Use simple pictures as instructions:
Give him a slice of any type of bread and show him how to cut out shapes with cookie cutters. Let him spread peanut butter or softened cheese spread on the shapes and put these on a plate for lunch or snack-time.
Talk about shapes and textures. Show him how to fold napkins into shapes - like triangles or rectangles.
Let him set the table and dish; use plastic forks and spoons for safety.
Encourage good table manners - elbows off the table, chewing with mouth closed, using a napkin to wipe his mouth, etc.
Make sewing cards using paper plates with holes punched along the edge. Show him how to sew or lace from one hole to another using string, yarn, twine, or a shoestring.
Show her how to lace her own shoes. Let her practice but do not expect her to tie them without your help!!
Give her large sheets of paper and large crayons to scribble and create drawings. Talk about the colors she selects.
Avoid coloring books. His hand muscles need to develop more fully before he can color inside the lines.

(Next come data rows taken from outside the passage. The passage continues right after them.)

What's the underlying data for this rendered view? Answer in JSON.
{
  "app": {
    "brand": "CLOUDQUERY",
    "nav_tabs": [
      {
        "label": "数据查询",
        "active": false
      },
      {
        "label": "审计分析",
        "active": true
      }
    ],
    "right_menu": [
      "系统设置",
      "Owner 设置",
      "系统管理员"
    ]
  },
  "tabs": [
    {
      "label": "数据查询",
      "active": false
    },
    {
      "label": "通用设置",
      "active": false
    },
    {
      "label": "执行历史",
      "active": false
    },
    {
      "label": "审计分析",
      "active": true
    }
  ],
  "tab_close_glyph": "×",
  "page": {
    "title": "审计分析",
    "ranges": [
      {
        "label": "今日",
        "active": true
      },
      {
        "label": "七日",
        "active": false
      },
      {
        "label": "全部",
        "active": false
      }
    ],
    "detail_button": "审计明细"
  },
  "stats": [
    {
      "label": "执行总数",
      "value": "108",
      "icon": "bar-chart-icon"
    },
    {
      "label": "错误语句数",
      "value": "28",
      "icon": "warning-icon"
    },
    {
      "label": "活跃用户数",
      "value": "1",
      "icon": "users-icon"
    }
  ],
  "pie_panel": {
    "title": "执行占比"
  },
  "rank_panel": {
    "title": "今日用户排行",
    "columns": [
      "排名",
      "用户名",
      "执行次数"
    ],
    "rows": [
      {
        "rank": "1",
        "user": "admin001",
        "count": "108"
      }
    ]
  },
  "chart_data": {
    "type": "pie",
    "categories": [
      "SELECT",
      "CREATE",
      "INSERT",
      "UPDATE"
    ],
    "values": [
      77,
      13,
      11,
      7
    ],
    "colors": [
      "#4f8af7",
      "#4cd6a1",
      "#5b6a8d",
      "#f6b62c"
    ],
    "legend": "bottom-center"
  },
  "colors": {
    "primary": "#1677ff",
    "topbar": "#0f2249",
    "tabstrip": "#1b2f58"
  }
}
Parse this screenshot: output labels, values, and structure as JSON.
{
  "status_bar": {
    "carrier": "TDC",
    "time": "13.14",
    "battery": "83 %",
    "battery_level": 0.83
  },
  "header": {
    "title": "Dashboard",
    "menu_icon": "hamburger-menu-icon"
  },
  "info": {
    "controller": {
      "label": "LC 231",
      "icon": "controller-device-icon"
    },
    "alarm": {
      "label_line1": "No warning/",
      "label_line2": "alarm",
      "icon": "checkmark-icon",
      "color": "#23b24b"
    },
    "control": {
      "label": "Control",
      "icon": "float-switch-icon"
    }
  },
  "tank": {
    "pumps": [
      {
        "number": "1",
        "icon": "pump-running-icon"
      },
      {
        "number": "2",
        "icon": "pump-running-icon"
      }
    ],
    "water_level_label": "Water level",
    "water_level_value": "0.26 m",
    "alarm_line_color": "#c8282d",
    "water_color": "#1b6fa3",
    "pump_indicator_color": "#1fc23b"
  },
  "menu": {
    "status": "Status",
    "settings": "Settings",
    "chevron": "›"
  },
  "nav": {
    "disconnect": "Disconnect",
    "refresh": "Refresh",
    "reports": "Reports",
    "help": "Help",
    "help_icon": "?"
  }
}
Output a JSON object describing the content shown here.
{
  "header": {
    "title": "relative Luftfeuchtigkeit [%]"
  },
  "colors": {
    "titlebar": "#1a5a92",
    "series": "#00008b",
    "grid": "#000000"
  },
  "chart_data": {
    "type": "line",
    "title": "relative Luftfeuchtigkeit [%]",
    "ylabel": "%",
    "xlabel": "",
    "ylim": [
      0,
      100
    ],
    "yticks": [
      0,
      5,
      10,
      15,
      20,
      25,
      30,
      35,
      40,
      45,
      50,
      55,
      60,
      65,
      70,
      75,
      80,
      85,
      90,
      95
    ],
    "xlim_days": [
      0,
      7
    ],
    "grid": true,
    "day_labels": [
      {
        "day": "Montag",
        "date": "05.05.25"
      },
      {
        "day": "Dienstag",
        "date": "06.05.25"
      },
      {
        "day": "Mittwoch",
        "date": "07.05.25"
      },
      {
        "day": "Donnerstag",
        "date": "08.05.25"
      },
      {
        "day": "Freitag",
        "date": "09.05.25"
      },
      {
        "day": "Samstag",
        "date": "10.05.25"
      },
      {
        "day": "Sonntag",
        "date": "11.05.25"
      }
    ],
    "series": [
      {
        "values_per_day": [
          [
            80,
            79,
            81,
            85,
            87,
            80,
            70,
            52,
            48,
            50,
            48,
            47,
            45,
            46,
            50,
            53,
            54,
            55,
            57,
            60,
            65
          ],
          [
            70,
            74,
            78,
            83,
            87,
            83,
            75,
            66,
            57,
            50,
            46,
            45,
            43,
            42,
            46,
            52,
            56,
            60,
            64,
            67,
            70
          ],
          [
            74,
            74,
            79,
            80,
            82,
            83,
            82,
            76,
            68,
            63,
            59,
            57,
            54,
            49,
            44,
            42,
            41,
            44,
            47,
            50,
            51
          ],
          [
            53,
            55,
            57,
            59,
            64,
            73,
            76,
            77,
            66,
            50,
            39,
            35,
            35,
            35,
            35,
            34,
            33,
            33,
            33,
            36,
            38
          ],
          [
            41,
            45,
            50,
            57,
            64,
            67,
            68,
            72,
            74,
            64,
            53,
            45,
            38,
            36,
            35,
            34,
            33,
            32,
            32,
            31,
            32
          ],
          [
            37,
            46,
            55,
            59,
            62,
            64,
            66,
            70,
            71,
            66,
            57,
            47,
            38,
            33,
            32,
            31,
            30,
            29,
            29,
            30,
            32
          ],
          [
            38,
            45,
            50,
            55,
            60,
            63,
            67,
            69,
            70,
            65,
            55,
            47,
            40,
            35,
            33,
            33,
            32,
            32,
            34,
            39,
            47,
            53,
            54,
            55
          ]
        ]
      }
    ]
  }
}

Read stories and nursery rhymes to him daily.
Encourage him to talk about the stories. Show him, by pointing, that reading moves from left to right and from top to bottom.
Take a picture from a photo album and ask her to make up a story for you to write down. Use her own words when you read the story back. You can also use pictures from magazines or newspapers. Paste the pictures on paper so that she can make his own books.
Listen to a story on tape. When it is over, ask him to retell the story.
Begin a story and let your child make up the ending.
Cut a square hole in a large cardboard box and let him use it as a TV or a puppet theater to make up and give his own shows.
Measure his height monthly. Fix a measuring tape on the back of his door and let him see and talk about his growth.
Using play dough (either bought or homemade), show him how two equal pieces of something look different. When one is flat like a pancake and one is shaped like a snake, he will think that one is larger than the other. Show him that the pieces are equal.
Measure 1 cup of water and pour it into a tall, narrow clear jar. Measure another cup and pour the water into a small wide jar. Ask your child which has more. He will think the tall one has more. Show him how they are the same. Talk about how size and shape of container can make one thing look bigger or smaller than another even when each contains the same amount.
Show him pictures illustrating different careers and ask him what he wants to be.
Well Baby Check-ups: 36 months (Do it Now!)
Help your child get lots of physical exercise. Take him to a park or go outside with him and play simple games with him.
Give your child a large piece of paper and a crayon and allow her to draw. Ask her to tell you about her picture. Put it up on the refrigerator for all to see.
Sing or say nursery rhymes with your child while in the car or in the tub.
Let your child help in the kitchen when you are cooking. Let her help you turn on the water and fill the pan or watch the oven as it bakes.
Make meal time a special time.
Read to your child every day. Let him pick his favorite book or story. Allow him to help you turn pages and tell what is happening as you look at the pictures.
Remember: Your child likes to explore his world. Make sure all harmful cleaning products, matches, lighters, knives and firearms are placed in an area that your child cannot open. It is very important to unload all guns before you lock them away.